The attitude people have towards mum’s or dad’s money can get in the way of older Australians receiving the care they need in their last years.
Family members may say they are happy to throw whatever resources they have to keep loved ones at home or in the aged care home of their choice. But when it comes to the crunch, it can be a different story.
The impact that spending money late in life may have on a potential inheritance can influence whether or not a person receives the care they want – or need.
Whether it is care in the home or in a residential facility, it makes sense to explore the different ways it can be paid for. The way the aged care system is structured allows you to afford the place you want, even with a few assets. However, the multiple ways to pay for aged care makes the decision a difficult one for many people. Spending on care can ultimately mean less back to the estate.
With government-subsidised residential care, anything paid towards the refundable accommodation deposit (RAD) can be used to help cover some of the fees and charges associated with living there.
If you are trying to fund care in the home privately, then the equity in your house can be used to buy in additional help.
In residential care, the advertised market price for a room (the RAD) might be $650,000, but that doesn’t mean you have to have that amount sitting in the bank ready to hand over before you move in.
What you don’t pay towards the RAD is charged as a daily interest rate (the daily accommodation payment or DAP) which can then be drawn from the RAD.
For example, if the RAD is $650,000, you might pay $200,000 towards the $650,000. This would result in a daily accommodation payment of $49.80 on top of the basic care and means-tested care fees.
Based on the current interest rate of 4.04 per cent charged by the facility on the unpaid RAD, the $200,000 could fund your accommodation for 10 years – less if you also use it to pay for other fees, including the means-tested care fee or additional service costs.
The RAD is fully refundable to the estate, less any costs owing to the facility.
This option can be a good way to buy into a place of choice, particularly if it has a high RAD and other fees. However, the move depends on who is making the decisions regarding paying for care.
Recent research from the University of South Australia indicates that spending an inheritance is neither here nor there for many older and younger Australians.
Those needing to spend the money on themselves at the expense of their kids are happy to do so.
Likewise, the kids are saying no one owes anyone anything, so mum and or dad should spend away.
The premise of the research from UniSA’s Australian Alliance for Social Enterprise was that an apparent laissez-faire attitude towards wealth transfer opened the way for a fresh discussion on the reintroduction of an inheritance tax.
Among a sample of young adults and senior Australians, two-thirds thought Australia should consider reintroducing taxes on estates worth more than $3 million, while only one in 19 were definitely opposed, says social policy expert Veronica Coram.
That may be the case for estates of that magnitude, but the attitude towards mum or dad’s money can be very different with much smaller estates, or when someone has been counting on an early inheritance to help out financially.
Patricia (not her real name) is 89 and living alone in her own home. Socially isolated and no longer able to cook a proper meal or keep the house clean, she has decided to look at some residential care options.
She looks at three and settles on the one closest to where she has been living.
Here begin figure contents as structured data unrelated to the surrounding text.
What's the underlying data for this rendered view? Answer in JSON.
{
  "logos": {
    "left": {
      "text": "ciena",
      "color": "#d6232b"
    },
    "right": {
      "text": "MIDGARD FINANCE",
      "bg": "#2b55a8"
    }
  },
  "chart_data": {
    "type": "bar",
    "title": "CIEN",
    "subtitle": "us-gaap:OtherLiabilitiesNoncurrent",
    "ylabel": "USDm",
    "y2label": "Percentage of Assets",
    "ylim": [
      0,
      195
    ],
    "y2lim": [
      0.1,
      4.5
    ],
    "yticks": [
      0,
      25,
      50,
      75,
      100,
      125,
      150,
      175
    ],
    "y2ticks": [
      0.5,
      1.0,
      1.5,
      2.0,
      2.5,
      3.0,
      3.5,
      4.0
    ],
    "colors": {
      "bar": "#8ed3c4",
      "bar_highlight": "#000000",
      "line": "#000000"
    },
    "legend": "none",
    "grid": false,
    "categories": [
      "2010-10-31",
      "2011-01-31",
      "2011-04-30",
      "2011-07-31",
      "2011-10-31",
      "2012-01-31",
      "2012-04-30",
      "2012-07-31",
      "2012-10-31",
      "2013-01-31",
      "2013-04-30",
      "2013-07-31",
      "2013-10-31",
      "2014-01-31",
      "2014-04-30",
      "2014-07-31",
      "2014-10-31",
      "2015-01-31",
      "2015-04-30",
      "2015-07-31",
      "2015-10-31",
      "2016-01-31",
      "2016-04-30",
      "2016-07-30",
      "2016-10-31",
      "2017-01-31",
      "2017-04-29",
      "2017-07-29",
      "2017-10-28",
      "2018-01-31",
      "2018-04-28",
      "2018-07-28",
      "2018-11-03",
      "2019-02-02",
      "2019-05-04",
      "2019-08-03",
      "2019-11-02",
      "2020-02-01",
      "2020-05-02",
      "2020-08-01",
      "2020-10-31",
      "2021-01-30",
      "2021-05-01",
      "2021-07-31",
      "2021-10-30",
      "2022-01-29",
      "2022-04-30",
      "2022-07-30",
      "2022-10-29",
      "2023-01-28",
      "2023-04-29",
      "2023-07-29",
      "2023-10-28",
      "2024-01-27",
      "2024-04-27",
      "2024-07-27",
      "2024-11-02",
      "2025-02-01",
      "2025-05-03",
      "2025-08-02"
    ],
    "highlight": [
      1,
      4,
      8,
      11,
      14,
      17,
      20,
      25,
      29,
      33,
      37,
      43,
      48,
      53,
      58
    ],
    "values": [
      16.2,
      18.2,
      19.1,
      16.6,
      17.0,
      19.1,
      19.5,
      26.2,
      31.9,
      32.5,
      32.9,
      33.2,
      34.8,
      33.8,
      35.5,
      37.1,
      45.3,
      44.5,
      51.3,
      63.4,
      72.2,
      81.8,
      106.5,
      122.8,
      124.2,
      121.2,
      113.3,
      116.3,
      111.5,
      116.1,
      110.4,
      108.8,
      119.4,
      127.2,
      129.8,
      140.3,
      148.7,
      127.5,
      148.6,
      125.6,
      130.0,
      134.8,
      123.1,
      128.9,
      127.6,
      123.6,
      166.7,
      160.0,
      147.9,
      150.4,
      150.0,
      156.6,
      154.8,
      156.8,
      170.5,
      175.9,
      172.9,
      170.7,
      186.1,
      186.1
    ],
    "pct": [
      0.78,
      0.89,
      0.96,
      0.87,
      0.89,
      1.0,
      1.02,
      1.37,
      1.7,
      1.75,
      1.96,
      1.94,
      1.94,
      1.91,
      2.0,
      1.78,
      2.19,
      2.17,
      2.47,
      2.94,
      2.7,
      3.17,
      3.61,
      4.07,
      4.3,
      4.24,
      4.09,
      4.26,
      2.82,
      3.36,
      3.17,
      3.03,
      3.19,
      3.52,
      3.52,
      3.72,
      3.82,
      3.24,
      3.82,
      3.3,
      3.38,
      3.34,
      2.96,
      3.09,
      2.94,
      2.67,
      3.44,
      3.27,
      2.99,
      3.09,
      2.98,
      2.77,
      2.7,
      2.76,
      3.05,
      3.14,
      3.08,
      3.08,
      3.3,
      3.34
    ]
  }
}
The room she likes has a RAD greater than the value of her home, which she is resigned to selling as there is no longer a need for it. She is almost excited at the prospect of a move to a place she has chosen.
Her income will pay most of her care costs, but in order to leave her something to live off, the only option she has is to draw the accommodation and additional service costs from the contribution she makes towards the RAD once the house is sold.
Her plan looks straightforward until the family looks at the sums and realise that depending on how long their mother lives, they could be missing out on tens of thousands of dollars.
They scramble to look at ways she could keep the house so that they inherit an appreciating asset, or if the house has to be sold, the amount realised will cover the RAD. At least this way the RAD paid will be refunded in full.
Their “aha moment” is finding a facility with a much lower RAD in an area with which she has no connection. The room is older and smaller and without the additional hotel-like services she was looking forward to.
Unhappy with the proposed move to somewhere she doesn’t like, Patricia is still living in her own home paying for some basic services while she waits for a government-subsidised home care package to fill in some gaps.
She is still lonely and unable to get the help she needs to prepare meals, clean the house etc.
When a friend suggests she looks at using the equity in the home to employ people privately to deliver all the help she needs to remain living independently in her own home, the family again intervenes.
It could mean inheriting a house with money owing on it or eating away at existing savings.
Australia is on the crest of a massive wave of wealth transfer between generations – an estimated $2.6 trillion between 2021 and 2040.
A large number of people who have accumulated this wealth should be able to spend whatever they have on ensuring their last years are good ones, unencumbered by greed and the interference of family members.